Hoy
se celebra el día de todos los santos, aquí en España. Una fiesta un tanto
triste por acercarnos, si se puede más aún, al recuerdo de los que se han ido
antes que nosotros. Es una fiesta de
silencio. De lágrimas y velas. De caras largas y recuerdos profundos. De
emociones concentradas y sensaciones que llegan del pasado.
No entiendo que exista una fiesta para
recordar a quienes no se puede olvidar. Y si es que se precisa recordar es que
nunca se amó porque, al menos para mí, no es necesaria. Todos los días me
acompañan sus palabras, su imagen, su sonrisa o su fuerza.

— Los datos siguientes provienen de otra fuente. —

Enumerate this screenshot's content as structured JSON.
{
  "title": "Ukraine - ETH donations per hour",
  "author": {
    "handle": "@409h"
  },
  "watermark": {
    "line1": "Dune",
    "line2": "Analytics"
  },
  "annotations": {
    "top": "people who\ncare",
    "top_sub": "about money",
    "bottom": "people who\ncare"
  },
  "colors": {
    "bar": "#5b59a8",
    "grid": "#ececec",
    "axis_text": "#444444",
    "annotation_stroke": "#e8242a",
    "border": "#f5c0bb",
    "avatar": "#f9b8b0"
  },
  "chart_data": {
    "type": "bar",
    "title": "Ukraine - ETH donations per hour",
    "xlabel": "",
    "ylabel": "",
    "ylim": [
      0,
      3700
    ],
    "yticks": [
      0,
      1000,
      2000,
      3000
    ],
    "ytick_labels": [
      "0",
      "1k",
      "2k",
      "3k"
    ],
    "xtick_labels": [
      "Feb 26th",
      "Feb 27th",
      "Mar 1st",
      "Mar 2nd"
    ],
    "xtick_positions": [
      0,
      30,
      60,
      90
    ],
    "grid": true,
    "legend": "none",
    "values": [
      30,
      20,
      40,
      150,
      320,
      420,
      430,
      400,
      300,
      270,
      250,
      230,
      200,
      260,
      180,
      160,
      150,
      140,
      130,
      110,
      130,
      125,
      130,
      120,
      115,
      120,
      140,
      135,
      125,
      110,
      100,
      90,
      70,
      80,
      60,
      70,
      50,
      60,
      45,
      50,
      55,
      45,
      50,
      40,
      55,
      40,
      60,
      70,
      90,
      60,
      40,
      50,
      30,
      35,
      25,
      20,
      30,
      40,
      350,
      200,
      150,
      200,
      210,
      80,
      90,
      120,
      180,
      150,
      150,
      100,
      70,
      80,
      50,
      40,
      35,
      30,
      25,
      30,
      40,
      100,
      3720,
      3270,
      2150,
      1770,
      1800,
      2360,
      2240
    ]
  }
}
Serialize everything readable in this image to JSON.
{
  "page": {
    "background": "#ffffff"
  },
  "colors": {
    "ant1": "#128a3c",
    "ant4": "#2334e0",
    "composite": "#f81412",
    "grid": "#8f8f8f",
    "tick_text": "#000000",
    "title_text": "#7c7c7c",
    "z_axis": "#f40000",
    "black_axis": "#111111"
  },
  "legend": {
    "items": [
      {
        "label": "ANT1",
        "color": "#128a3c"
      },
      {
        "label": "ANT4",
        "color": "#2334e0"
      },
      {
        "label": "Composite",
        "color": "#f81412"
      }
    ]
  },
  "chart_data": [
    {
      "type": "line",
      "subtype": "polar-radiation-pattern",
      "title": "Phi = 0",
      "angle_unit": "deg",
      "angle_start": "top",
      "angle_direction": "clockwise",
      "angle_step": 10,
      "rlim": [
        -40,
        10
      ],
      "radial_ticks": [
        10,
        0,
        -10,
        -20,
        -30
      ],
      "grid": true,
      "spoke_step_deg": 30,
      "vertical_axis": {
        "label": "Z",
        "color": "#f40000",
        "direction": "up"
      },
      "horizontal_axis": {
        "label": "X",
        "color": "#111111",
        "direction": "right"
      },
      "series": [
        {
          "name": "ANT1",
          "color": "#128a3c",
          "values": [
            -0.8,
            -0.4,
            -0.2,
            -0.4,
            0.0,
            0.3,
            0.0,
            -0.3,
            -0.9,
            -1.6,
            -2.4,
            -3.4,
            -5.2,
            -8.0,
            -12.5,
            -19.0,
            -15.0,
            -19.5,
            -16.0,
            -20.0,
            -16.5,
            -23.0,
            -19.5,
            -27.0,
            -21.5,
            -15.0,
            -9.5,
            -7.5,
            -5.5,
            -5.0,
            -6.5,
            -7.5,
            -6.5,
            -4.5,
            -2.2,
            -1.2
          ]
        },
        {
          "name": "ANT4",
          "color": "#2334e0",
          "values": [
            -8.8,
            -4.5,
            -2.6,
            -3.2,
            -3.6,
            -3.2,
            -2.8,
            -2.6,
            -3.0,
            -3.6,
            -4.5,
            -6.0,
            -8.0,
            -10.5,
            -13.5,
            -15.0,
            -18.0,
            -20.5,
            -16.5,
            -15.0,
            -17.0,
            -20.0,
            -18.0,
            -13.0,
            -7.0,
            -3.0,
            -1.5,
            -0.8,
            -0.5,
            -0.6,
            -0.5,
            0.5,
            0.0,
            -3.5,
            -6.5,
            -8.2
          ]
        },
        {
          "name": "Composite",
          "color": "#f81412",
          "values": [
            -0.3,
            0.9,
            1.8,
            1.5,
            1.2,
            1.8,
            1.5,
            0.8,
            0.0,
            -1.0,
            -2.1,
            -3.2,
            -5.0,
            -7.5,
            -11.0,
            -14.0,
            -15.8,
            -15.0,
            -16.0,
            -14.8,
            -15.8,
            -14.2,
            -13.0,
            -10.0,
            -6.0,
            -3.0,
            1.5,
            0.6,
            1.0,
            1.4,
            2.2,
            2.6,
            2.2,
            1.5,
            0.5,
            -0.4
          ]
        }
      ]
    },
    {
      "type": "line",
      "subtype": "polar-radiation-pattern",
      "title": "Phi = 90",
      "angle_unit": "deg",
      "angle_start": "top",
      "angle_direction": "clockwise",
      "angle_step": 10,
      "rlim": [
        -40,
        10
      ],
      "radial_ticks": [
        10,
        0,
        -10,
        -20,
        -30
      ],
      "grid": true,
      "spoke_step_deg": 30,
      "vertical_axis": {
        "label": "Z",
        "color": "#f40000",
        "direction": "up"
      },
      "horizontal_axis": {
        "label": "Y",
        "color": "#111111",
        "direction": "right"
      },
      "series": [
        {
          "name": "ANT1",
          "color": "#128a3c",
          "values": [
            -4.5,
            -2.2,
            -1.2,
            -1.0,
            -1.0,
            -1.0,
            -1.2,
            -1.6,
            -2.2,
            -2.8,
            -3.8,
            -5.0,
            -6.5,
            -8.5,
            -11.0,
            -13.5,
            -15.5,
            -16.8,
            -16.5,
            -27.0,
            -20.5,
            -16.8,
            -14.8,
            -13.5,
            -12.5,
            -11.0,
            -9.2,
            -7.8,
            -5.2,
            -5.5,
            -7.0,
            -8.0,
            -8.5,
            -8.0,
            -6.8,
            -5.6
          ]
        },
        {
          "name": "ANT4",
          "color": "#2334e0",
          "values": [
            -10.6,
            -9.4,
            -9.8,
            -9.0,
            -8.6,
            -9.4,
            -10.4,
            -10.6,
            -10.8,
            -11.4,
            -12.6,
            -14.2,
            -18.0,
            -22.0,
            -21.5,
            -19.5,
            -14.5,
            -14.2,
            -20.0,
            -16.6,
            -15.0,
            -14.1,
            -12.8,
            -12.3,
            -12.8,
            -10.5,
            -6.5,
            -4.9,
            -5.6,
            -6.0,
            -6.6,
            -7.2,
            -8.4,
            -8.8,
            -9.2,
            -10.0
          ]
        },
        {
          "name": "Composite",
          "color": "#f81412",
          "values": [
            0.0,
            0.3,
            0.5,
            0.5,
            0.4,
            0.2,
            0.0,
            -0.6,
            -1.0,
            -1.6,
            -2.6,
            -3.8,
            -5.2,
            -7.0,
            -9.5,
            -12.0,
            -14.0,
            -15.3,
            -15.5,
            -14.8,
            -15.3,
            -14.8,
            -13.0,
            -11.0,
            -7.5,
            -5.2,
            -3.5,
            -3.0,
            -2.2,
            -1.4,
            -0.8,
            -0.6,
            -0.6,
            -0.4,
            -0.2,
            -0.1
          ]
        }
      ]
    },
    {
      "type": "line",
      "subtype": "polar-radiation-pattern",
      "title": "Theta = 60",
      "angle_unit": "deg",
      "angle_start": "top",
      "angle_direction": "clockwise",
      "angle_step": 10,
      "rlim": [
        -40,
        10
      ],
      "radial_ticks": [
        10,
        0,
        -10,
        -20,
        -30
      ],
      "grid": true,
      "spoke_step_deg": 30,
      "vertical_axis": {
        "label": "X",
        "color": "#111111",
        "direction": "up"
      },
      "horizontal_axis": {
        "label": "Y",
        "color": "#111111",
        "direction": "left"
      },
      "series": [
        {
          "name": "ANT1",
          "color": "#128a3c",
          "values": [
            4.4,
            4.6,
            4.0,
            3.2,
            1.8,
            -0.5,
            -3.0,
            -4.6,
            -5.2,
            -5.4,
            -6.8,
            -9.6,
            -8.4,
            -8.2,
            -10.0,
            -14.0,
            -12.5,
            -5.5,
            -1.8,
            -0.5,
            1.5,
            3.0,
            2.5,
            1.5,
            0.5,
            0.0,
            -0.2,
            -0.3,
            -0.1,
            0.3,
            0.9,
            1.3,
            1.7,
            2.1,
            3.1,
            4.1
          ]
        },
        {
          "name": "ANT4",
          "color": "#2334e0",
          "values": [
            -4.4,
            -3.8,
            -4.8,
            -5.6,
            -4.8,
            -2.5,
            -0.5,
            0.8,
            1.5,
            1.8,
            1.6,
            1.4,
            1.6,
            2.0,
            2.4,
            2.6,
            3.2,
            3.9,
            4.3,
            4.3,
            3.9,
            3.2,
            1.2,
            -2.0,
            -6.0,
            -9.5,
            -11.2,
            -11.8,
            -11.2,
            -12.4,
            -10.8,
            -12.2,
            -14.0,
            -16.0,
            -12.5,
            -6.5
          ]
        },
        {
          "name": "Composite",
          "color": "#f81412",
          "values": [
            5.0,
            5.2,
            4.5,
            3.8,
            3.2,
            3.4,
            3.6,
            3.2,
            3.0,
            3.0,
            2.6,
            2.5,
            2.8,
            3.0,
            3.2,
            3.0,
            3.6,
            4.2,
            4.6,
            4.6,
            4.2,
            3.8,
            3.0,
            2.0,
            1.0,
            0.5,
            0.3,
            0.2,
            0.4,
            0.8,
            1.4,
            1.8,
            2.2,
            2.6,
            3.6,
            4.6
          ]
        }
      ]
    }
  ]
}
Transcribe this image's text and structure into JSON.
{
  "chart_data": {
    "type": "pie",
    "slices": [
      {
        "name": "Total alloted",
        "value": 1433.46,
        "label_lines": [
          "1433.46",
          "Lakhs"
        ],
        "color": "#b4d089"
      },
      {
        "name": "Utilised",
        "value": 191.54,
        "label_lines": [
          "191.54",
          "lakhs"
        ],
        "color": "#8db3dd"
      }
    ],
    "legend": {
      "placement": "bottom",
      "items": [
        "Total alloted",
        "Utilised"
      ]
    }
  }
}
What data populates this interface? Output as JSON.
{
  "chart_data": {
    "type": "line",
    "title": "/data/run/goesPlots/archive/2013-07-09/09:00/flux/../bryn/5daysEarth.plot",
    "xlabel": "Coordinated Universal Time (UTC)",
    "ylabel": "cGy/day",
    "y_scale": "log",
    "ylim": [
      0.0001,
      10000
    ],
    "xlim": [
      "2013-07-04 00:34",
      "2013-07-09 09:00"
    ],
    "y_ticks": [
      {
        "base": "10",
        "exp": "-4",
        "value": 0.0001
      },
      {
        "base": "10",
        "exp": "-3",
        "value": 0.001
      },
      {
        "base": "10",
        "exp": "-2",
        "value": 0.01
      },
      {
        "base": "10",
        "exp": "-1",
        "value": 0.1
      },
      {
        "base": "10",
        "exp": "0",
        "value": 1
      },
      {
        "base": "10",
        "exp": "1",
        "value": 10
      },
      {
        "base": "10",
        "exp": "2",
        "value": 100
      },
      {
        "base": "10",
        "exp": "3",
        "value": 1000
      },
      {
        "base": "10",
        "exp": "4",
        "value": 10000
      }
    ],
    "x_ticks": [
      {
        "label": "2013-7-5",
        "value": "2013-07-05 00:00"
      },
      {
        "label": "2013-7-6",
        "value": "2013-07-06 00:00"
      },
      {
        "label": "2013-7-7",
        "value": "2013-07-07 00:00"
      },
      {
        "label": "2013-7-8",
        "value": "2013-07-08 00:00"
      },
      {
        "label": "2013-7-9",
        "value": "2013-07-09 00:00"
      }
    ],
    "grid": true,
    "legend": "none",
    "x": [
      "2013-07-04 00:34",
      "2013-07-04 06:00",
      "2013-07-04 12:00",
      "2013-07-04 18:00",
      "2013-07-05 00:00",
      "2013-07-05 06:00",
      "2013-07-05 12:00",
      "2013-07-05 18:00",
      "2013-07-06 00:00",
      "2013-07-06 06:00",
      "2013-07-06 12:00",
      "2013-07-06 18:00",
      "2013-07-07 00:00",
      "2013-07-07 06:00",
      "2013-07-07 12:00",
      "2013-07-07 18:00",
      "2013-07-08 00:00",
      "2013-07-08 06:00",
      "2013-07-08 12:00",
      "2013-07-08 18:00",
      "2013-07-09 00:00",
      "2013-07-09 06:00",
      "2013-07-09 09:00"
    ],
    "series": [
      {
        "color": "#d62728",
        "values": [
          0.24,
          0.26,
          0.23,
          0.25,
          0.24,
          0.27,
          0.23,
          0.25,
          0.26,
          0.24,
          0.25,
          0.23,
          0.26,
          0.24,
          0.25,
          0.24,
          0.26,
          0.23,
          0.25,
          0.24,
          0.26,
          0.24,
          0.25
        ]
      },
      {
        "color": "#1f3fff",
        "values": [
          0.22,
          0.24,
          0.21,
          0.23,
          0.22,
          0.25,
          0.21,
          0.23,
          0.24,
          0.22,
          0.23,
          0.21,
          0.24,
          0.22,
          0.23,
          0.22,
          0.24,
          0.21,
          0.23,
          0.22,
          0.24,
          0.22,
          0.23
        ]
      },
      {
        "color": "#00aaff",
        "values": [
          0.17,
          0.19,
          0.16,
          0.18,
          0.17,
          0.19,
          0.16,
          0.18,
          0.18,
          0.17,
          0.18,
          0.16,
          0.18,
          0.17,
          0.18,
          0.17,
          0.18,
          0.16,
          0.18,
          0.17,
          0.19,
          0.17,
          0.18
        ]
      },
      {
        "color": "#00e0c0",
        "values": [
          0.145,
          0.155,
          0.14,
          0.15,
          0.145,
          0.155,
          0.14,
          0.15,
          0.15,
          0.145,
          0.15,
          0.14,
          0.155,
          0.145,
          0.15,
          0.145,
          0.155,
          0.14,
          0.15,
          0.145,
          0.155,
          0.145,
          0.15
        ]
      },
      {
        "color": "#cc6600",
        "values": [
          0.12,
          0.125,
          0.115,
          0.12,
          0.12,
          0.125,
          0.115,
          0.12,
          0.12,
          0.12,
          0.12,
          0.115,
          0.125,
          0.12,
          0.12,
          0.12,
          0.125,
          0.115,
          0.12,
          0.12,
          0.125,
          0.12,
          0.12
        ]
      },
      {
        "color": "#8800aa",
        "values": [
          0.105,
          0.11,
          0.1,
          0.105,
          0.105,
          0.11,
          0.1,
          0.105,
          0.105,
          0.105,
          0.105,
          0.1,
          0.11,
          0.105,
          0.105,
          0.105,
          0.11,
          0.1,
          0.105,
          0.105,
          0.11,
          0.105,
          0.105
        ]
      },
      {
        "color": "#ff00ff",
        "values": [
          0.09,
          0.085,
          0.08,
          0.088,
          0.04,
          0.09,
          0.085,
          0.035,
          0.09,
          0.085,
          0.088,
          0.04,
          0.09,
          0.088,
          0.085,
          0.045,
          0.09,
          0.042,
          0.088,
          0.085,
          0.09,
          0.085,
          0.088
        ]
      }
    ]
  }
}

En realidad, uno se da cuenta de que la
muerte es la mejor cura. No hay diferencias para ella, ni se compadece de nada
ni de nadie, ni perdona, ni reconoce, ni recuerda ni flexibiliza. No tiene
compasión, ni la misericordia le permite clemencia. Nos iguala y nos somete a
lo mismo.
La mejor cura para el ego es estar
cerca de ella. Entonces uno cambia de golpe. Todo se relativiza y solamente se desea
alejarse del fin.
En realidad, entonces y solo entonces
somos conscientes de que lo mejor en la vida es atesorar momentos y no cosas,
porque ellos siempre van con nosotros, hasta el fin de nuestros días y quizás
más allá de ese final.
Por eso apuesto por la vida hecha de
momentos sublimes. Por lo que hace vibrar y lo que sacude por dentro; por ese
instante que significa el universo entero dentro e nosotros. Por la brisa suave
acunando el alma, por la melodía excelsa tañida en las cuerdas de la pasión,
por un suspiro en los labios de la locura, por lo que o se ve pero siempre
permanece.
Hoy celebramos la vida que hay en cada
uno de nosotros y la que hubo en quienes amamos y ya no están.